[Date Prev][Date Next] [Thread Prev][Thread Next] [Date Index] [Thread Index]

Bug#1051371: debian-policy: stop referring to legacy filesystem paths for script interpreters



On Wed, 06 Sep 2023 at 16:51:10 -0600, Sam Hartman wrote:
> I'd consider it a non-RC bug if someone were manually writing
> #!/usr/bin/sh

As long as our official buildds are non-merged-/usr, I would consider use
of that path in scripts that get run at package build time to be
potentially RC, in fact. I have tried to arrange for our official buildds
for suites >= trixie to become merged-/usr (#1050868, #1025708) but that
work is awaiting review.

Until that change lands, or our official buildds for
trixie/sid/experimental become merged-/usr some other way, encouraging
maintainers to use interpreters that were historically in /bin via their
/usr/bin paths is actively harmful and we should not do it. Please don't
make the transition to merged-/usr-everywhere more contentious than it
already is.

> >>>>> "Luca" == Luca Boccassi <bluca@debian.org> writes:
>     Luca> /bin/sh is not universally compatible with non-Linux OSes.
> 
> I claim it is more compatible.

Hard-coding "#!/bin/sh" is not compatible with every operating system,
but it's much more widely compatible than hard-coding "#!/usr/bin/sh",
particularly for scripts that are meant to be backportable to older
versions of LTS distributions (notably Debian!). Even NixOS, an operating
system that is notable for the extent to which it intentionally avoids
using FHS paths, has made the pragmatic choice to provide /bin/sh.

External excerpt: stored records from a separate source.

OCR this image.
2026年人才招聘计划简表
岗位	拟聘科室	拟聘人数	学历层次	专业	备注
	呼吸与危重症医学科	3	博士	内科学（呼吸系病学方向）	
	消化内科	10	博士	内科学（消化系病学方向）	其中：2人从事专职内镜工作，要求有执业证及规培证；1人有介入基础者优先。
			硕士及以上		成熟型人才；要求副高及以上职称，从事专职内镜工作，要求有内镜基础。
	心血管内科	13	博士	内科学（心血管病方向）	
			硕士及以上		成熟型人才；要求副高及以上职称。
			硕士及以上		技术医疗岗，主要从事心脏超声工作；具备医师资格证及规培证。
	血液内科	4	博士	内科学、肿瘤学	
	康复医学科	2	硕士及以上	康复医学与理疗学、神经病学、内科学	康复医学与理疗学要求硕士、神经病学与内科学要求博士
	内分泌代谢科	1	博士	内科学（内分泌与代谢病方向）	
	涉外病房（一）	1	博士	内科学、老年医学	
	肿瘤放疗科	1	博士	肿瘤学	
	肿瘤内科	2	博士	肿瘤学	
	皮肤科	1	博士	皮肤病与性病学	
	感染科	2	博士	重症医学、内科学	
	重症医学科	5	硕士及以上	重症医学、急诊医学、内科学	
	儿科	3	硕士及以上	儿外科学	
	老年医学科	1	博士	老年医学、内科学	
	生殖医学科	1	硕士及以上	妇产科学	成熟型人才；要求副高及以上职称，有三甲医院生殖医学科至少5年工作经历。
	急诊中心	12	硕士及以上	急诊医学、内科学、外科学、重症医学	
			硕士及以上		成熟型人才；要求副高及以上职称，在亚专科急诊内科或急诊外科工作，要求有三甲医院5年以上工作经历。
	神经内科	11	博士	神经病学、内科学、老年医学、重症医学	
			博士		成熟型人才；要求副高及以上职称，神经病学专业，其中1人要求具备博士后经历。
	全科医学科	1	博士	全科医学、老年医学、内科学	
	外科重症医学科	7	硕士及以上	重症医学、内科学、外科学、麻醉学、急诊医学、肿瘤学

I would not want to encourage Debian maintainers to use
"#!/usr/bin/env sh" for shell scripts, even though it's more broadly
portable than assuming that /bin/sh is a POSIX shell.
This is analogous to how we encourage (and sometimes require) Debian
maintainers to use "#!/usr/bin/perl" and "#!/usr/bin/python3" in
preference to indirection via "#!/usr/bin/env perl" or similar, even
if their upstream uses "#!/usr/bin/env perl" for wider portability.

We certainly shouldn't require shell scripts in Debian to go through
the same contortions as Autoconf-generated configure scripts to find
a POSIX shell (see `info autoconf 'Portable shell'`) because that's
unnecessary runtime and maintenance overhead on any GNU/Linux system,
any of the non-Linux ports that Debian has attempted to support in the
past, and hopefully any free or proprietary Unix that is still relevant
to Free Software authors this decade.